Section 508 speaks of various means for disseminating information, including computers, software and electronic office equipment. It applies to, but is not solely focused on, federal pages on the internet or the World Wide Web. It does not apply to web pages of private industry.
It doesn't take a lot of thought, therefore, to understand why the BCS should consider social inclusion in its policy. It should not however, compromise the individual areas of expertise which such a policy will affect, rather, it should bring about a gelling of minds in order to maximise the positive effect of IT on the whole tapestry of our society and that of the world.
The BCS should be recognised as a pioneering professional body that cares about the social outcome of its activities, encouraging and instigating research that will not only be inclusive but will push back the boundaries of our sciences for the good of all.
In one of my recent papers I stated that I would be delighted if all of the vocational qualifications that can be acquired though the BCS became inclusive of people with any impairments.
I went on to say that I would be delighted if human movements could be stimulated or blocked by useful micro technology on the nervous system and anti-social behaviour patterns could be negated in a similar manner.

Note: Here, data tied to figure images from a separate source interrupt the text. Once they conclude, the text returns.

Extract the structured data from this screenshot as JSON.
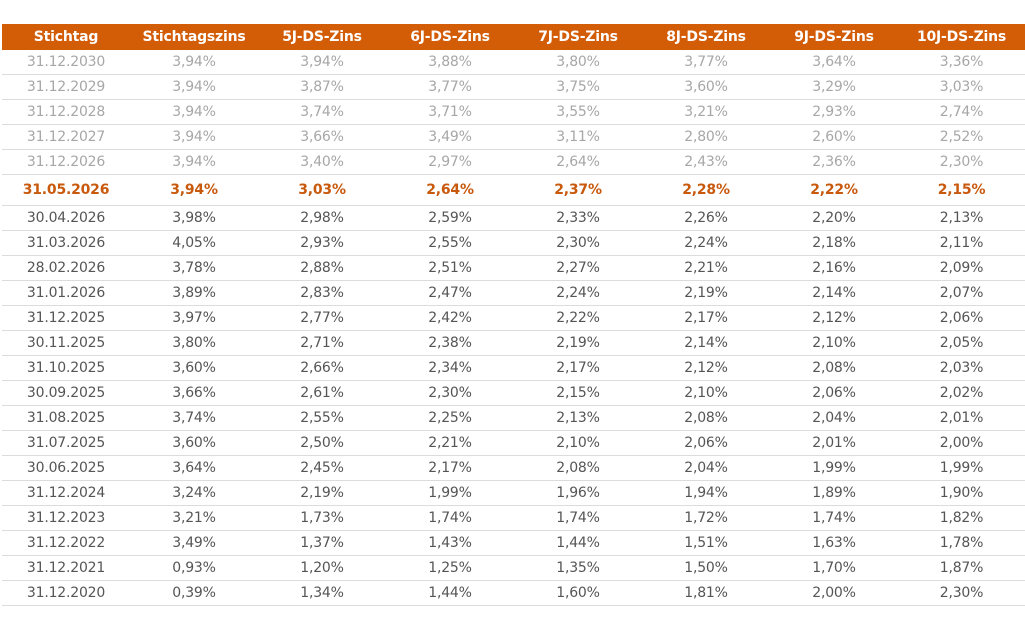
{
  "table": {
    "headers": [
      "Stichtag",
      "Stichtagszins",
      "5J-DS-Zins",
      "6J-DS-Zins",
      "7J-DS-Zins",
      "8J-DS-Zins",
      "9J-DS-Zins",
      "10J-DS-Zins"
    ],
    "rows": [
      {
        "type": "projected",
        "cells": [
          "31.12.2030",
          "3,94%",
          "3,94%",
          "3,88%",
          "3,80%",
          "3,77%",
          "3,64%",
          "3,36%"
        ]
      },
      {
        "type": "projected",
        "cells": [
          "31.12.2029",
          "3,94%",
          "3,87%",
          "3,77%",
          "3,75%",
          "3,60%",
          "3,29%",
          "3,03%"
        ]
      },
      {
        "type": "projected",
        "cells": [
          "31.12.2028",
          "3,94%",
          "3,74%",
          "3,71%",
          "3,55%",
          "3,21%",
          "2,93%",
          "2,74%"
        ]
      },
      {
        "type": "projected",
        "cells": [
          "31.12.2027",
          "3,94%",
          "3,66%",
          "3,49%",
          "3,11%",
          "2,80%",
          "2,60%",
          "2,52%"
        ]
      },
      {
        "type": "projected",
        "cells": [
          "31.12.2026",
          "3,94%",
          "3,40%",
          "2,97%",
          "2,64%",
          "2,43%",
          "2,36%",
          "2,30%"
        ]
      },
      {
        "type": "current",
        "cells": [
          "31.05.2026",
          "3,94%",
          "3,03%",
          "2,64%",
          "2,37%",
          "2,28%",
          "2,22%",
          "2,15%"
        ]
      },
      {
        "type": "historic",
        "cells": [
          "30.04.2026",
          "3,98%",
          "2,98%",
          "2,59%",
          "2,33%",
          "2,26%",
          "2,20%",
          "2,13%"
        ]
      },
      {
        "type": "historic",
        "cells": [
          "31.03.2026",
          "4,05%",
          "2,93%",
          "2,55%",
          "2,30%",
          "2,24%",
          "2,18%",
          "2,11%"
        ]
      },
      {
        "type": "historic",
        "cells": [
          "28.02.2026",
          "3,78%",
          "2,88%",
          "2,51%",
          "2,27%",
          "2,21%",
          "2,16%",
          "2,09%"
        ]
      },
      {
        "type": "historic",
        "cells": [
          "31.01.2026",
          "3,89%",
          "2,83%",
          "2,47%",
          "2,24%",
          "2,19%",
          "2,14%",
          "2,07%"
        ]
      },
      {
        "type": "historic",
        "cells": [
          "31.12.2025",
          "3,97%",
          "2,77%",
          "2,42%",
          "2,22%",
          "2,17%",
          "2,12%",
          "2,06%"
        ]
      },
      {
        "type": "historic",
        "cells": [
          "30.11.2025",
          "3,80%",
          "2,71%",
          "2,38%",
          "2,19%",
          "2,14%",
          "2,10%",
          "2,05%"
        ]
      },
      {
        "type": "historic",
        "cells": [
          "31.10.2025",
          "3,60%",
          "2,66%",
          "2,34%",
          "2,17%",
          "2,12%",
          "2,08%",
          "2,03%"
        ]
      },
      {
        "type": "historic",
        "cells": [
          "30.09.2025",
          "3,66%",
          "2,61%",
          "2,30%",
          "2,15%",
          "2,10%",
          "2,06%",
          "2,02%"
        ]
      },
      {
        "type": "historic",
        "cells": [
          "31.08.2025",
          "3,74%",
          "2,55%",
          "2,25%",
          "2,13%",
          "2,08%",
          "2,04%",
          "2,01%"
        ]
      },
      {
        "type": "historic",
        "cells": [
          "31.07.2025",
          "3,60%",
          "2,50%",
          "2,21%",
          "2,10%",
          "2,06%",
          "2,01%",
          "2,00%"
        ]
      },
      {
        "type": "historic",
        "cells": [
          "30.06.2025",
          "3,64%",
          "2,45%",
          "2,17%",
          "2,08%",
          "2,04%",
          "1,99%",
          "1,99%"
        ]
      },
      {
        "type": "historic",
        "cells": [
          "31.12.2024",
          "3,24%",
          "2,19%",
          "1,99%",
          "1,96%",
          "1,94%",
          "1,89%",
          "1,90%"
        ]
      },
      {
        "type": "historic",
        "cells": [
          "31.12.2023",
          "3,21%",
          "1,73%",
          "1,74%",
          "1,74%",
          "1,72%",
          "1,74%",
          "1,82%"
        ]
      },
      {
        "type": "historic",
        "cells": [
          "31.12.2022",
          "3,49%",
          "1,37%",
          "1,43%",
          "1,44%",
          "1,51%",
          "1,63%",
          "1,78%"
        ]
      },
      {
        "type": "historic",
        "cells": [
          "31.12.2021",
          "0,93%",
          "1,20%",
          "1,25%",
          "1,35%",
          "1,50%",
          "1,70%",
          "1,87%"
        ]
      },
      {
        "type": "historic",
        "cells": [
          "31.12.2020",
          "0,39%",
          "1,34%",
          "1,44%",
          "1,60%",
          "1,81%",
          "2,00%",
          "2,30%"
        ]
      }
    ]
  },
  "colors": {
    "header_background": "#d35c07",
    "header_text": "#ffffff",
    "current_row_text": "#c8590d",
    "projected_row_text": "#a7a7a7",
    "historic_row_text": "#555555"
  }
}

If people could carry around their means of communicating with technology, thereby gaining access to any PC or information kiosk, this would be in line with part five of the DDA.
Can the BCS achieve social inclusion? I think it can, but in order to do so it will take a well planned strategy, harmonising the areas of expertise within its midst.
The authors of such a strategy will do well to bear in mind the words of the BBC newscaster who advertises their World News Service. She says, 'If you want to know the truth, listen to those it is happening to.'
Dr Geoff Busby MBE CEng FBCS is a BCS Consultant on Inclusion.
in a nutshell
- Social inclusion can be achieved by removing the barriers that turn impairments into disability.
- IT has the ability to minimise impairments or turn them into disabling factors.
- The potential new market for disabled tourists across Europe, if facilities were made accessible, is worth around £17bn.
- Part five of the Disability Discrimination Act makes it illegal, unless proven impractical, to offer a lesser service to people with impairments.
- A BCS social inclusion policy should bring about a gelling of minds in order to maximise the positive effect of IT on the whole tapestry of our society and that of the world.